Chris Gorski, Inside Science: I'm certainly performing in some way anytime that I'm trying to learn more about what someone does.
Right. You're going to talk to me differently than you're going to talk to your friends, or even when you're talking to me about the subway or your kids because [an interview] is something different. We do that all without thinking about it.
This weekend you were part of a group of researchers discussing the ethical risks of voice technology, which includes technologies like Alexa and Siri. In what ways can these efforts go wrong?
If the sample [used to train the technology] isn't representative of the broad population, then it's not going to work as well for people who are not the ones who are represented. And what tends to happen is the people who speak the language variety that has been anointed the standard are the ones who are best represented. ... So if you design something that works only for people who have the privilege of being raised to speak the standard variety [of a language], and then deploy it in the world without thinking carefully about that, you could end up just exacerbating current inequities in society because life just gets that much harder for someone for whom that is not their own dialect. ... It's not that that variety of English is any harder for machines, it's just it's not the one that the machines have been trained on.
My nightmare is that someone's going to try to embed automatic speech recognition in the 911 response system. Everybody in the community needs to have access to 911 and that needs to be equitable. To my knowledge, no one's done this, it's just something that I worry about. But if you put a computer in the way there, then are you hampering people's access to emergency first responders.
It does happen now with things like trying to change your flights or reach your health insurance company.
I just heard about a trans man who can no longer access his bank account, which is in another country, because, as part of his transition, he's done hormones that have changed his voice. The computer system of the bank is basically saying you're not the same person anymore.
Is this a new frontier that doesn't have laws? Can it be solved from the tech side by being more encouraging of diverse datasets, having people from all kinds of backgrounds? Or do we need laws plus all of the above?
I'm not a lawyer, so I can't really tell if the old frameworks are just inadequate or we haven't learned how to apply the old frameworks. But what's new is something about scale, big data. The amount of information that can be gathered and processed -- that's operating at a scale where you cannot go through and do quality control. The whole point is that it's so big you need a computer and so you can't go in and say, "All right, what kind of garbage data should we avoid using?"
What are some other areas where these issues are appearing?
An example of this is the voice-based interview screening, where you have a computer either listening in on people talking to each other or actually talking to the job candidate. If that job candidate is coming in with a language variety that the computer is not prepared for, then the computer is going to give completely spurious answers. And depending on how it's calibrated it could just be, we didn't understand you, so you don't get to come work here -- further exacerbating marginalization. If you don't have transparency and accountability around that, then you're going to get worse and worse. ... If the laws are protecting against harms, does it matter how the harms are being carried out? Or can we still use the same legal framework to try to prevent or at least provide consequences for those harms? Hopefully that was somewhat coherent.

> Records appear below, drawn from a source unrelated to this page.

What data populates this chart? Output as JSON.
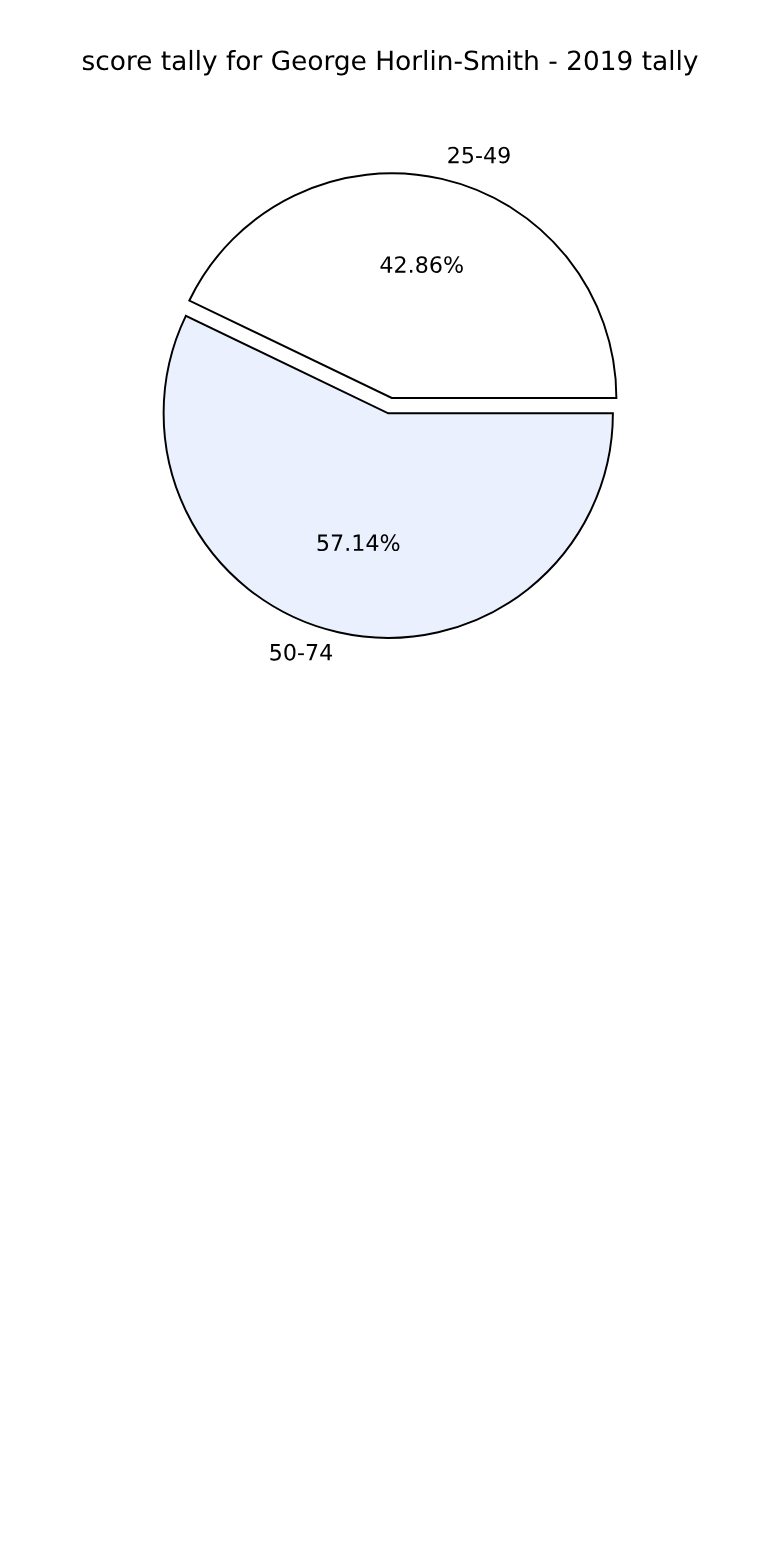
{
  "chart_data": {
    "type": "pie",
    "title": "score tally for George Horlin-Smith - 2019 tally",
    "categories": [
      "25-49",
      "50-74"
    ],
    "values": [
      42.86,
      57.14
    ],
    "colors": [
      "#ffffff",
      "#eaf0fd"
    ],
    "value_labels": [
      "42.86%",
      "57.14%"
    ]
  }
}
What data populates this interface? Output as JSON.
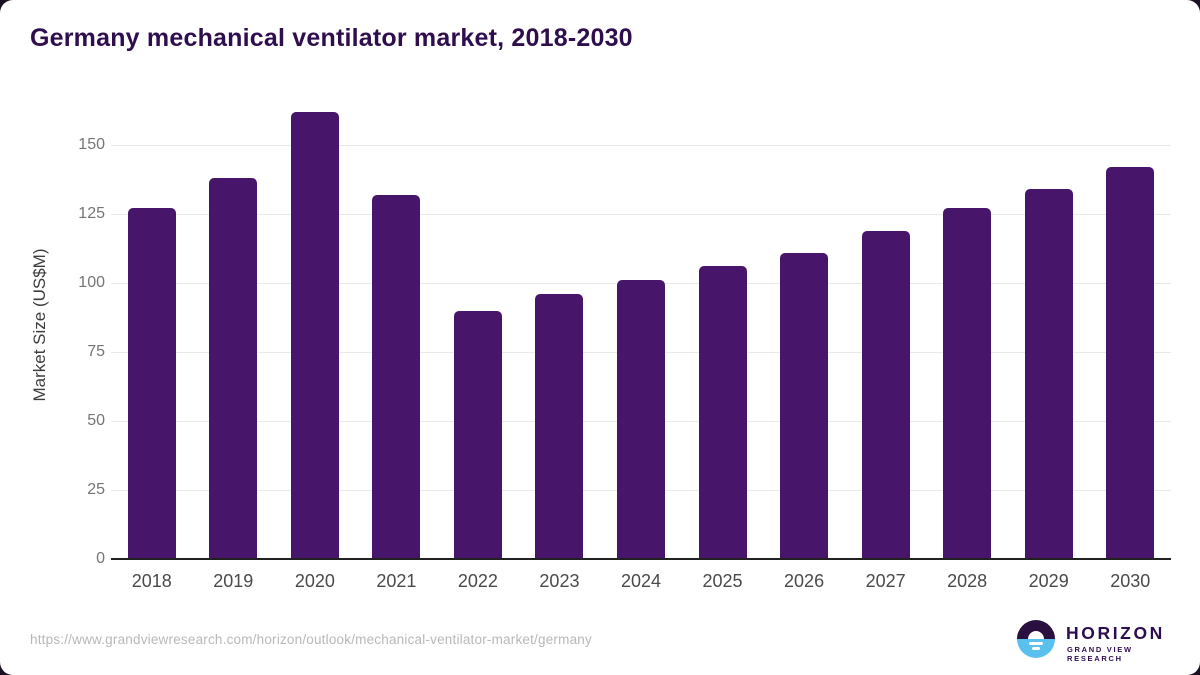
{
  "title": "Germany mechanical ventilator market, 2018-2030",
  "footer": {
    "source_url": "https://www.grandviewresearch.com/horizon/outlook/mechanical-ventilator-market/germany",
    "logo": {
      "brand": "HORIZON",
      "sub_brand": "GRAND VIEW RESEARCH"
    }
  },
  "colors": {
    "title_text": "#2f0e4e",
    "bar_fill": "#471569",
    "gridline": "#e9e9e9",
    "axis_line": "#212121",
    "y_tick_text": "#757575",
    "x_tick_text": "#4a4a4a",
    "axis_title_text": "#3d3d3d",
    "url_text": "#b8b8b8",
    "logo_dark": "#2a1040",
    "logo_blue": "#5ac1ee",
    "logo_text": "#2e0d4e",
    "card_background": "#ffffff",
    "page_background": "#1b1022"
  },
  "chart_data": {
    "type": "bar",
    "title": "Germany mechanical ventilator market, 2018-2030",
    "categories": [
      "2018",
      "2019",
      "2020",
      "2021",
      "2022",
      "2023",
      "2024",
      "2025",
      "2026",
      "2027",
      "2028",
      "2029",
      "2030"
    ],
    "values": [
      127,
      138,
      162,
      132,
      90,
      96,
      101,
      106,
      111,
      119,
      127,
      134,
      142
    ],
    "xlabel": "",
    "ylabel": "Market Size (US$M)",
    "ylim": [
      0,
      165
    ],
    "yticks": [
      0,
      25,
      50,
      75,
      100,
      125,
      150
    ],
    "grid": true,
    "legend": false
  }
}
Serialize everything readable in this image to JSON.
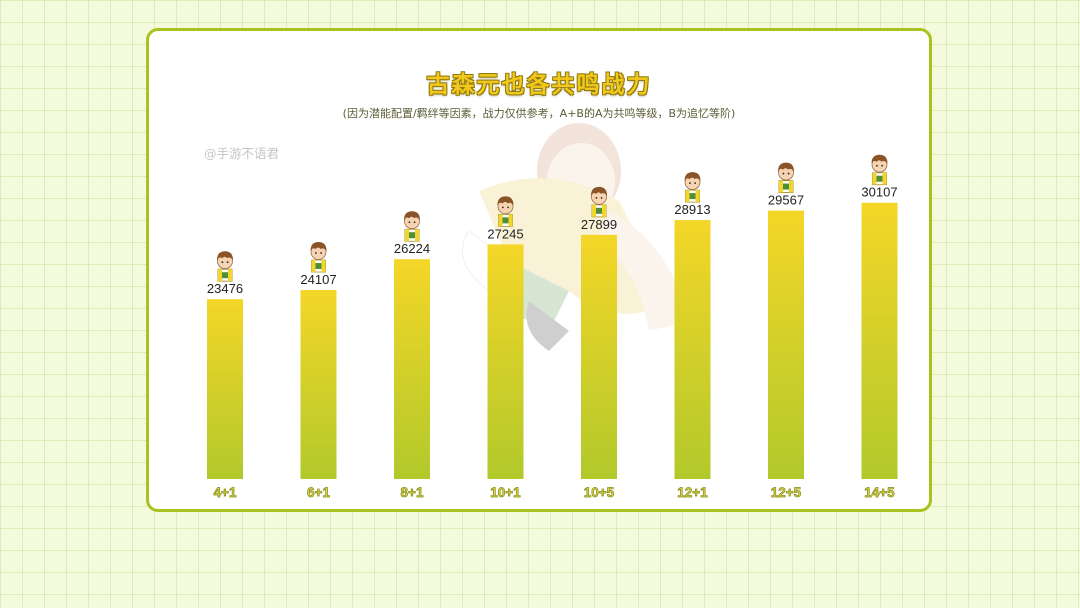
{
  "title": "古森元也各共鸣战力",
  "subtitle": "(因为潜能配置/羁绊等因素，战力仅供参考，A+B的A为共鸣等级，B为追忆等阶)",
  "watermark": "@手游不语君",
  "colors": {
    "border": "#a9c21f",
    "bar_top": "#f4d628",
    "bar_bottom": "#b2c92b",
    "title_fill": "#f2c81c",
    "tick_label_fill": "#e3d24a",
    "tick_label_stroke": "#7e8a12",
    "value_label": "#222222"
  },
  "icons": {
    "bar_top_figure": "chibi-character-icon",
    "background_art": "player-illustration"
  },
  "chart_data": {
    "type": "bar",
    "title": "古森元也各共鸣战力",
    "subtitle": "(因为潜能配置/羁绊等因素，战力仅供参考，A+B的A为共鸣等级，B为追忆等阶)",
    "categories": [
      "4+1",
      "6+1",
      "8+1",
      "10+1",
      "10+5",
      "12+1",
      "12+5",
      "14+5"
    ],
    "values": [
      23476,
      24107,
      26224,
      27245,
      27899,
      28913,
      29567,
      30107
    ],
    "xlabel": "",
    "ylabel": "",
    "ylim": [
      11120,
      30500
    ],
    "grid": false,
    "legend": "none",
    "data_labels": true,
    "y_axis_visible": false
  }
}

I'll have to listen to my recording and see what it understands and spits out.
Oh, you have some automated transcription?
I do. Usually I listen to the recording and compare the audio to the text output. Maybe there's a little found poetry thing that happens where it misunderstands something and relays this sort of flighty, wonderful collection of words that fit together in a funny way. But, then I can listen and correct it. There's a big difference between what I'm going to do with this interview, and a hiring decision or something like what you're talking about.
Many of the mistakes that speech tech makes are of the type that you're talking about where it just completely goes off the rails and you can tell that it got it wrong, because there will be some funny sequence of words that shows up. But there are places where it makes mistakes that are really important to the meaning and harder to notice. Machine translation is notoriously bad with negation [Editor's note: The automated transcription program indicated that the word was not "negation," but "litigation"]. It's the difference between "I did go to the subway; I didn't go to the subway." Short little sound in there. They are very close acoustically, and I'm sure you've had the experience of misunderstanding someone or being like, "Did they just say can or can't?"